Benjamin... She's a long way from my fave. Give me Elizabeth Lawrence or a host of others. How old are you that you read Loren Eiseley?? Just the other day I ran across a couple of his paperbacks on my shelves and considered throwing them out just 'cause I figured the science in them must be awfully dated (I didn't). I used to really like him, but I haven't heard his name mentioned for maybe twenty years.
And, forgive me if I've been whining. (I really haven't... just when I posted. Guess I'd better watch that!)

I've not read Eleanor Perneyi's book. Looks like Benjamin has given me quite a list, though! :-)
Well, if you ever get the hankering to throw them out again, ship them to me and I'll buy the postage! I'm 31, but I suppose I benefit from living in Lincoln and being in grad school. His books don't feel awfully dated to me (though I've read only a few), and even if the science is a bit old his ideas are fresh and stunning and moving. Shoot, one of the folks on my committee actually knew Eiseley personally; and I'm quoting Eiseley in a book I'm writing. He's not dead and buried at all! UNL also just had an Eiseley centennial conference this fall.
Benjamin... I guess this winter I'll try re-reading them; I haven't had one open in, I suppose, twenty years.
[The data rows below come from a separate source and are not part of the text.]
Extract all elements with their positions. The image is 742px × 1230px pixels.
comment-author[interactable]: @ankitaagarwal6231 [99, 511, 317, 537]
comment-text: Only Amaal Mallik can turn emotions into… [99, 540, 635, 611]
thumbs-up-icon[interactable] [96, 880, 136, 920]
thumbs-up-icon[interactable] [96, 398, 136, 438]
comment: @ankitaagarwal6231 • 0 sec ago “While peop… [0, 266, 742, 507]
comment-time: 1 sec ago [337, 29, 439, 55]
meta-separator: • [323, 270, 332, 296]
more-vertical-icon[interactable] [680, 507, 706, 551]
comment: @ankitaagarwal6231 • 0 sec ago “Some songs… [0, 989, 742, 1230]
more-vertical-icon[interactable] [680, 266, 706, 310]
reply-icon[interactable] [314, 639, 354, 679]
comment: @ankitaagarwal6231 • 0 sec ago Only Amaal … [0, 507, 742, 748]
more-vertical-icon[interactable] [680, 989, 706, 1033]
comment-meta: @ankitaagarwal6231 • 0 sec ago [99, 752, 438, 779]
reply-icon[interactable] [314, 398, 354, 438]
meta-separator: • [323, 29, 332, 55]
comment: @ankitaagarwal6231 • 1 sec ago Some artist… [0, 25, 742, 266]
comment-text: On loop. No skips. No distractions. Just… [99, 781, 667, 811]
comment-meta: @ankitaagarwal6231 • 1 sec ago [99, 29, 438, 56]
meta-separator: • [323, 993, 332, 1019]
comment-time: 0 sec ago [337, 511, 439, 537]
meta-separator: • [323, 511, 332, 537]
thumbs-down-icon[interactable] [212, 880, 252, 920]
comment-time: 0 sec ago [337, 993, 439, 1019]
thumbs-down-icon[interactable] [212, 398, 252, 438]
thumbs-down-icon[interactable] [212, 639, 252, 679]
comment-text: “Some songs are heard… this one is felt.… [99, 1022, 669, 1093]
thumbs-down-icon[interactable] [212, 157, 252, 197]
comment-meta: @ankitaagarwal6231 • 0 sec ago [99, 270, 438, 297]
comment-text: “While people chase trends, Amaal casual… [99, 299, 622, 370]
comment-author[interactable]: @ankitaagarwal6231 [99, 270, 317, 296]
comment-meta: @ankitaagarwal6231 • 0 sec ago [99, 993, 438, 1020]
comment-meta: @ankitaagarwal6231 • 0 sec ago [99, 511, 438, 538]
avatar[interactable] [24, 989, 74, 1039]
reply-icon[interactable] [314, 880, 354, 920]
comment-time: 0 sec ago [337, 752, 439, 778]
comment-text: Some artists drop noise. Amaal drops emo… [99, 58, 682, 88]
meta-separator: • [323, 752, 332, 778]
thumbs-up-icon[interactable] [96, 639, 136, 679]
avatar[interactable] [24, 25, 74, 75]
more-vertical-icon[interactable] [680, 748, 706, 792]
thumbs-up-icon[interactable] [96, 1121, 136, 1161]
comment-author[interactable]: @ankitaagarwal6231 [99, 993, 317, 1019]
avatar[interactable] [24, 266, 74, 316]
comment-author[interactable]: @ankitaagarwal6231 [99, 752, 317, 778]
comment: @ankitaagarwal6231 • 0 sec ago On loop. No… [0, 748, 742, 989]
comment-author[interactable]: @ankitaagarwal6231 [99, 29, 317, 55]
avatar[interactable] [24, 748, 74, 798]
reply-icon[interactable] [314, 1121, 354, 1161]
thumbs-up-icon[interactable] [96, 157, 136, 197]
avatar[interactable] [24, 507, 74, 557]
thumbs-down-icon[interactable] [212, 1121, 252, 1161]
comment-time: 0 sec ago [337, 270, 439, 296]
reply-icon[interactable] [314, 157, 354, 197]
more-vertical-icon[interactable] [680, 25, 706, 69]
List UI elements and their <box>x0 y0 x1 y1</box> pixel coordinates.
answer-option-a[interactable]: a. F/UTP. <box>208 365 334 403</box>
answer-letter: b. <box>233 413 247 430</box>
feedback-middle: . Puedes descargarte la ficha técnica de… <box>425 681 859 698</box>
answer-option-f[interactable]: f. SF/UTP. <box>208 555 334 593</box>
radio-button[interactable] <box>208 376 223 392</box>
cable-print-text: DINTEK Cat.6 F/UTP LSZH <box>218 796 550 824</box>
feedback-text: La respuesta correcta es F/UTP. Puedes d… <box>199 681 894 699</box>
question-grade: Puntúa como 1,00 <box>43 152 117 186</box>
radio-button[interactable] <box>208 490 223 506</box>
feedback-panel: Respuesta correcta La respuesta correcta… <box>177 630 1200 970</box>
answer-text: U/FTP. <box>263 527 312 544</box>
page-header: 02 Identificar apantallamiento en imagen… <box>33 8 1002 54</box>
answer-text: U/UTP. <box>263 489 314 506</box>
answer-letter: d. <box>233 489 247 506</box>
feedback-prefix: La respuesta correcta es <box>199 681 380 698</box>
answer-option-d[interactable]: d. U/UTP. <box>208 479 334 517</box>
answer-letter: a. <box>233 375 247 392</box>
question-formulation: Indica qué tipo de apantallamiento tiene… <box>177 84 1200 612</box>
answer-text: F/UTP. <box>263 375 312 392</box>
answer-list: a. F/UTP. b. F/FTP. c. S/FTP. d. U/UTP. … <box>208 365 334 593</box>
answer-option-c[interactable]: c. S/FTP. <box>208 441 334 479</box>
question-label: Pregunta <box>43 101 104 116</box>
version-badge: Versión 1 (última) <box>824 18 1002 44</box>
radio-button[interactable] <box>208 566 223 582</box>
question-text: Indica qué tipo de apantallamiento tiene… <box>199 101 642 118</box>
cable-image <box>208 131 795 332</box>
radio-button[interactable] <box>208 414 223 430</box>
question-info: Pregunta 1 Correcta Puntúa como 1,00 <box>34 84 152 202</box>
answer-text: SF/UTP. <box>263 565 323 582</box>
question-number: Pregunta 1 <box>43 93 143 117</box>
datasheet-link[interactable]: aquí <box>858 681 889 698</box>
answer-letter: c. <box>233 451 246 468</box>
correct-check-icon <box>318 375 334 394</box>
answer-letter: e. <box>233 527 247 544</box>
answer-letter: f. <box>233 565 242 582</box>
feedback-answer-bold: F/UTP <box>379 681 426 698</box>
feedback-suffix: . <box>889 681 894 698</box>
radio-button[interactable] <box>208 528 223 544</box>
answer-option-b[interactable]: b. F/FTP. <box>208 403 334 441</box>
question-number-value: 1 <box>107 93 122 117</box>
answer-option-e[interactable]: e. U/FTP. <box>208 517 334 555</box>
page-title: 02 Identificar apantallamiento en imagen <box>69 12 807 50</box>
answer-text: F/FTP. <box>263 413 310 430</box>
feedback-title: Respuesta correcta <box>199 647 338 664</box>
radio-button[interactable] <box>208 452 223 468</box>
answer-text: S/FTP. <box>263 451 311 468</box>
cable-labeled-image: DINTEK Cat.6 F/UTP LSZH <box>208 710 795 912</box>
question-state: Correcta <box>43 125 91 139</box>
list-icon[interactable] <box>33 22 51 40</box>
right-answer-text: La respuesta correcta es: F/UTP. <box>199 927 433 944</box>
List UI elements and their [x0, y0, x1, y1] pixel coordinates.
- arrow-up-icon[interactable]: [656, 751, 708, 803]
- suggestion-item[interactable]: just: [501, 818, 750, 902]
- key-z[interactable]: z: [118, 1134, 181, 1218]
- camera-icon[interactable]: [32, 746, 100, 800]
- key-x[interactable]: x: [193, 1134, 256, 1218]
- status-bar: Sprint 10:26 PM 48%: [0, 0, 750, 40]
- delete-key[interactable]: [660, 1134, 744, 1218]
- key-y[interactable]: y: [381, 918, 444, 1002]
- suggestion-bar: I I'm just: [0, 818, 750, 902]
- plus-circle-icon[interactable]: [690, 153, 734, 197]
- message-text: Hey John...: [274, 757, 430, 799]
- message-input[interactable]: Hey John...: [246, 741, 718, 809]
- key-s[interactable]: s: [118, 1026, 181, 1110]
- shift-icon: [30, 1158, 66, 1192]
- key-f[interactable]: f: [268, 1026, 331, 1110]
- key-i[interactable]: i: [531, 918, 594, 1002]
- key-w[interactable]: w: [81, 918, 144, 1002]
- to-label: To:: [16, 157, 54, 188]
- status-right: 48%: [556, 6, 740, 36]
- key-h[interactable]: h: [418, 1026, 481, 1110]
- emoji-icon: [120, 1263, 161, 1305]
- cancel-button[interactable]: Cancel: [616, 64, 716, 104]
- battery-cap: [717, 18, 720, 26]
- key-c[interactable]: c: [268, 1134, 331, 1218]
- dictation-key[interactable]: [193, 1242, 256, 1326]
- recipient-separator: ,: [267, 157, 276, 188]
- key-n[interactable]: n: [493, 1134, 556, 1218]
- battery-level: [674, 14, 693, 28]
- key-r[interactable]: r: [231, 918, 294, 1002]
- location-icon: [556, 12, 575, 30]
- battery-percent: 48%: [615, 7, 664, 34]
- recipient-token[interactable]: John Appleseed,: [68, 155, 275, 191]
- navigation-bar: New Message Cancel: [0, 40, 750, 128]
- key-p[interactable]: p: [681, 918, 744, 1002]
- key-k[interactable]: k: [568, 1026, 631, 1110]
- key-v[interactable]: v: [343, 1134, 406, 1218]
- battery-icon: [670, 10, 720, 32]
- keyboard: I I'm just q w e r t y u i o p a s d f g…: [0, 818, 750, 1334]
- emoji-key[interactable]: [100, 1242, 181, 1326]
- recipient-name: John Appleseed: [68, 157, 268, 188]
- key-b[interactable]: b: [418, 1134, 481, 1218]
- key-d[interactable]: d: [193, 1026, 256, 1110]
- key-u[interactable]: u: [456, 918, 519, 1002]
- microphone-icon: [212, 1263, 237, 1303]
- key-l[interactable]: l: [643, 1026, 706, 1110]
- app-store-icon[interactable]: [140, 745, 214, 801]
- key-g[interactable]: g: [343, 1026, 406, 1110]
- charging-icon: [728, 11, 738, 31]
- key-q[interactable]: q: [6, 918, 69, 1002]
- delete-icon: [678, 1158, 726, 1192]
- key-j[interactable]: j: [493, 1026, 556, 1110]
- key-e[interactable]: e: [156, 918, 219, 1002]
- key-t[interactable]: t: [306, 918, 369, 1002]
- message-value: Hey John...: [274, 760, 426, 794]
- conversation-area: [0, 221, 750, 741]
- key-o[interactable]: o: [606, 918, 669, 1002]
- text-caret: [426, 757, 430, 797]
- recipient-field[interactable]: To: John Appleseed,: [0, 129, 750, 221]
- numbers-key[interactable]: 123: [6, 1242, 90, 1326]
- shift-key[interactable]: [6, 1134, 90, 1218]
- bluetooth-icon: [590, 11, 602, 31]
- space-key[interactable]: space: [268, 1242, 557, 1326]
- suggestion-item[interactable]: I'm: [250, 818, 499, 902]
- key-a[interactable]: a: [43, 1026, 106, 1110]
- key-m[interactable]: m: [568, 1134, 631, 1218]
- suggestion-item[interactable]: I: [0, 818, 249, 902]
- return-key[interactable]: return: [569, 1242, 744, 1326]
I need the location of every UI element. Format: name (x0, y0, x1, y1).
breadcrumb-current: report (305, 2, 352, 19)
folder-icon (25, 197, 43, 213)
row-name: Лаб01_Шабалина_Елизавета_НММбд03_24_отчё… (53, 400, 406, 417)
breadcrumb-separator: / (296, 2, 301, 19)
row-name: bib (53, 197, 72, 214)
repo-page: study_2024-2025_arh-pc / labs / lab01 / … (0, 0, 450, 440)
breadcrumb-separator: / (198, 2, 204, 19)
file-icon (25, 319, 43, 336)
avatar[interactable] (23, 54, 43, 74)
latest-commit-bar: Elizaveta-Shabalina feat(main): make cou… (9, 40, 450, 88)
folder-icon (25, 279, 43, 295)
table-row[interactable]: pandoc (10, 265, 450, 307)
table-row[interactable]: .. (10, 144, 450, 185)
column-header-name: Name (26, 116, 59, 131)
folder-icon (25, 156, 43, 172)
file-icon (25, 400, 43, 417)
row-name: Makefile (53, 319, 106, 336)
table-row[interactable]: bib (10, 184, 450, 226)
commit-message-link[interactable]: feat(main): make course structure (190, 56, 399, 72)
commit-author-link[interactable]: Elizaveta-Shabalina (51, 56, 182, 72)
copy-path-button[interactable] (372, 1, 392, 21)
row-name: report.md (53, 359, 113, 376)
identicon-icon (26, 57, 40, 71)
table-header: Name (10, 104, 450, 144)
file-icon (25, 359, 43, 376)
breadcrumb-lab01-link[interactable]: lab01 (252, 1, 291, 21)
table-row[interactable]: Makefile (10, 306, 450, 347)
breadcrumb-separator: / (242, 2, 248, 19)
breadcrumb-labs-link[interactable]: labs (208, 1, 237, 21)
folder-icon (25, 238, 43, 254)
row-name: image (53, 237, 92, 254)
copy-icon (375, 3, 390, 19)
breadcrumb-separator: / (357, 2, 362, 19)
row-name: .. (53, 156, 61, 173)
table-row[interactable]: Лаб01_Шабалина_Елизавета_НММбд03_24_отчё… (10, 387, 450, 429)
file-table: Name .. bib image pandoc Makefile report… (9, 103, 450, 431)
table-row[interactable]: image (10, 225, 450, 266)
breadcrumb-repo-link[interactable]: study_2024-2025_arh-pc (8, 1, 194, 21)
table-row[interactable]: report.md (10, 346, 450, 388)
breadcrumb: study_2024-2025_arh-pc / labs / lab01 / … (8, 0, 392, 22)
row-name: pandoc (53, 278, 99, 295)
I remember he was a very poetic writer.

Aw, what's wrong with a little whining in garden writing? :) I found her "cranky gardener" mode rather amusing, even if I didn't always agree.
Hi Don, Benjamin et al,

I came here from Carol's roundup - and must confess I quite like Eleanor Perenyi, having no problem with cranky gardeners as long as they're confined to print or screen - but I had to look up Loren Eiseley.

Now Allen Lacy we can agree on - I have a bunch of his books and like them a lot.